Rebanadas de Realidad - Buenos Aires, 25/11/05.- En un reciente ensayo sostuve que la polémica es un arte que en materia discursiva, presupone una lucha por espacios y jerarquías que se manifiesta como una suerte de guerra retórica donde los contrincantes "... son llamados a encontrarse y a enfrentarse, ya sea de manera conflictiva (por la guerra o la competición), o bien de manera contractual (por la negociación y el intercambio)..." (E. Lois).

Don Arturo Jauretche plenamente conciente de los efectos que dicha práctica generaba en las percepciones de nuestros paisanos, recurrió en innumerables ocasiones a la polémica con la sana intención de contribuir desde su óptica, a demoler las estructuras simbólicas erigidas por el coloniaje. En tal sentido la recurrencia a "lo polémico" tenía para el linqueño un objetivo principal: estimular pasiones encontradas, para despertar conciencias orientadas hacia el desarrollo de un sentido común nacional.

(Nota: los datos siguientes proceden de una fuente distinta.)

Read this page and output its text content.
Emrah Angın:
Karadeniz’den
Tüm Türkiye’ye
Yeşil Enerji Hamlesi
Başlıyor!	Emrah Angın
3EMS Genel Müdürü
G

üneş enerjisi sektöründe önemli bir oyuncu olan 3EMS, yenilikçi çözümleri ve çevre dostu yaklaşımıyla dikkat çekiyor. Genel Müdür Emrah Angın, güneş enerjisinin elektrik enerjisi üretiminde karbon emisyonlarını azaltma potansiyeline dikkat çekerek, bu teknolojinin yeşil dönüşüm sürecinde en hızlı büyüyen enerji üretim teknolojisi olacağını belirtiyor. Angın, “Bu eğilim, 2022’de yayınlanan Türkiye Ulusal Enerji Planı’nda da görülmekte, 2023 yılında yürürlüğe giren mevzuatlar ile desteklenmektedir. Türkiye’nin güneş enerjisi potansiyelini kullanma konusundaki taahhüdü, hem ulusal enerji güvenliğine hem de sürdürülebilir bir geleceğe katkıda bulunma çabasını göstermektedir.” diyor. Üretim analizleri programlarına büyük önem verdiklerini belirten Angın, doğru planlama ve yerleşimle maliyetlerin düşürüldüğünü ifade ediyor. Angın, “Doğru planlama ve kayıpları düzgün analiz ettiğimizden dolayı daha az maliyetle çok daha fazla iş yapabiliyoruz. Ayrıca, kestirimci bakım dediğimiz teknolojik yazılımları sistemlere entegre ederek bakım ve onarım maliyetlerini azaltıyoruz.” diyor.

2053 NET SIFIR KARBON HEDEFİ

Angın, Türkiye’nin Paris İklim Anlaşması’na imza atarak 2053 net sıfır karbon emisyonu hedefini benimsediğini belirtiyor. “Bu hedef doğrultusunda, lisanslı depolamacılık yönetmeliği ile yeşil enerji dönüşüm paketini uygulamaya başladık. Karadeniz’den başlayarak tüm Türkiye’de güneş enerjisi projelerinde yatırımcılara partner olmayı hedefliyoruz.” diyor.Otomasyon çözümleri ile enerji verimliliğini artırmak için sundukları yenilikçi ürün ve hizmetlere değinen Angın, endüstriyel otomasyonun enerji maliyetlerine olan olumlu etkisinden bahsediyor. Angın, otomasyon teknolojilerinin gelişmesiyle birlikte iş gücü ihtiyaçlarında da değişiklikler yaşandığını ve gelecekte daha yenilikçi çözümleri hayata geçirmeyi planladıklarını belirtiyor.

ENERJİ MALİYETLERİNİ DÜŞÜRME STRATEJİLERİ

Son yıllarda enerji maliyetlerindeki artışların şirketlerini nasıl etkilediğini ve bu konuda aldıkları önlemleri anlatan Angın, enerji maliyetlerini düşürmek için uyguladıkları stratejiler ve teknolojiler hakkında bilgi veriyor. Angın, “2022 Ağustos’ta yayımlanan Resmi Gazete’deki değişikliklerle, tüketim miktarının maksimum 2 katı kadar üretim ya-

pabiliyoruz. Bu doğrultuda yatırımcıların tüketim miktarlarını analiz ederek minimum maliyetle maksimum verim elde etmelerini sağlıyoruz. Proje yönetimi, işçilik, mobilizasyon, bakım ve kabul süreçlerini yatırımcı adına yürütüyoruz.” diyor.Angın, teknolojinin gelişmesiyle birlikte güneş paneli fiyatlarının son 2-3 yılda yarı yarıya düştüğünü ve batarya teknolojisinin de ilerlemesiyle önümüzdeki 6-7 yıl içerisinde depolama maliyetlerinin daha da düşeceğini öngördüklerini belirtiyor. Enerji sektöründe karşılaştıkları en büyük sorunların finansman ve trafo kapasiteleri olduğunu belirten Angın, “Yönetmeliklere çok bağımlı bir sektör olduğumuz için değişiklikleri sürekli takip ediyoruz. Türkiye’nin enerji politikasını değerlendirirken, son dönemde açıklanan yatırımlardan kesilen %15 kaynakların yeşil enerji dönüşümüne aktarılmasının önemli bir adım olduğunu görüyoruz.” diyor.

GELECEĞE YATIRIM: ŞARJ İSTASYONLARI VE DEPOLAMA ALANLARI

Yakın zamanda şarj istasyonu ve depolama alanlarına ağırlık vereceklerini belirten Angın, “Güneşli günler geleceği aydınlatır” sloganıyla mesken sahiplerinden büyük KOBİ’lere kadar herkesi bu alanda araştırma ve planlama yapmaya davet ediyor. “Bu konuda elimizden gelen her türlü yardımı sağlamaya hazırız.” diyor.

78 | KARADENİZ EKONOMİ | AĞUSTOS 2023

En ese orden de ideas, el intercambio epistolar desatado a raíz de un texto publicado en nuestra página por Jorge Sulé, que ha tenido como ocasional antagonista a Norberto Galasso y como mediador a Roberto Ferrero, ha generado en quien les escribe un efecto similar al perseguido por don Arturo - y en tanto - me ha desafiado a involucrarme en una discusión que sin duda alguna se enmarca en el auspicioso resurgimiento del "pensamiento nacional" al que adherimos fervientemente.

Apelando entonces a mi pura intuición, voy a ensayar algunas reflexiones sobre el revisionismo histórico, dejando expresamente sentado que no voy a inmiscuirme en aspectos que hacen a la certeza o a la veracidad de los datos consignados en las misivas, ya que tal tarea, corresponde a historiadores y especialistas en la materia.

Hecha la aclaración pertinente, debo expresar en primera instancia que considero a la historia como una sucesión de contingencias que dan cuenta del desarrollo evolutivo de una comunidad determinada, y que tal devenir, se constituye a partir de una sucesión de causalidades, donde determinados eventos, resultan consecuencia de otros que lo anteceden, y donde lo aleatorio en ocasiones, puede alterar circunstancial o definitivamente ciertos aspectos de ese devenir. La historia en tal sentido es un proceso orgánico donde decantaciones, fermentaciones, herencias, simbiosis y corrupciones generan acontecimientos que se suceden en un cuerpo social determinado. La historia no es unilineal ni sujeta a un determinismo categórico.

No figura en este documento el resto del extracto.